In the clinical setting, existential guilt is manifest when the arc of the trajectory of a patient's life has been knocked off course by an obstacle, a limitation, cancer, the loss of roles, the proximity of death. The larger the delta between the idealized trajectory and the one that has unfolded is proportionate to the existential guilt experienced. Imagine a 40-year-old man with 2 children aged 3 and 5 and a marriage of 8 years who has just begun to enter the most productive period of his work life and is now diagnosed with widely metastatic pancreatic cancer. He will experience profound existential grief: “I haven't fulfilled my responsibility to raise my children and see them launched; I haven't fulfilled my career goals, my ambitions for creating a life with my wife; I haven't assured that my wife and children will be emotionally or financially secure”—the list of unlived hopes and dreams, unfulfilled obligations, and responsibilities to oneself and those you love. The existential guilt in such a patient would likely also be much more intense than for a 92-year-old man who has lived a full life, who achieved all of the milestones that the younger man had anticipated.

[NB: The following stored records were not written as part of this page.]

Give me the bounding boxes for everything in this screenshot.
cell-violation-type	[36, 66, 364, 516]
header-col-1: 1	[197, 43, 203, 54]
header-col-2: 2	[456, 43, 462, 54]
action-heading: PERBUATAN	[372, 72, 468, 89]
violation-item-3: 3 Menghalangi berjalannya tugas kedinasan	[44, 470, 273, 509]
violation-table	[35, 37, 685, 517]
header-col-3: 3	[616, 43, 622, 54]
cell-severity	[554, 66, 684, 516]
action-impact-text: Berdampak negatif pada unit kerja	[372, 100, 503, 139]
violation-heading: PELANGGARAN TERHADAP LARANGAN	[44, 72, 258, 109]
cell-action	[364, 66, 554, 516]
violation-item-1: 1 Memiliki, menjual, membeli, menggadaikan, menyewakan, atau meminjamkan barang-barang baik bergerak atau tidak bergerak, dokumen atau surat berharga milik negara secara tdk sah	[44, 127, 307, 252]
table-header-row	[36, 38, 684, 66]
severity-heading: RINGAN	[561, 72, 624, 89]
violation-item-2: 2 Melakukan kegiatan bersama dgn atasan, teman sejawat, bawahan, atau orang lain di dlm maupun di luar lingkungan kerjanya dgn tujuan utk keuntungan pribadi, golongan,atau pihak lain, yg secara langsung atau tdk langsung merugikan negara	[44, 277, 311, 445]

Clinically, I see existential guilt manifest as either depression, shame, anger, or intense death anxiety. In a young man like the one I described above, a typical manifestation of existential guilt is anger. In fact, I teach my trainees that whenever they encounter an angry patient with advanced cancer, think existential guilt and address its sources. That's the source of their despair. Anger and anxiety have the same etymological roots. In fact, anger typically arises from fear: the fear of loss—loss of love, hope, life. Finally, existential guilt can be manifest as depression or shame when the anger and guilt are directed inward.
It is often possible to relieve existential guilt through a variety of approaches: completing those life tasks that can be completed, making amends, asking for forgiveness, planning to assure some sense of security for a family, remembering that they chose a spouse who is capable of successfully completing the job of raising their children, giving a spouse permission to choose to remarry or find happiness again, leaving letters of advice for children to be opened at expected milestones that will be missed. All of these strategies can be helpful. Ultimately, it comes down to the singular choice of forgiving yourself for being an imperfect, vulnerable human being. Forgiving yourself for merely being human—all too human.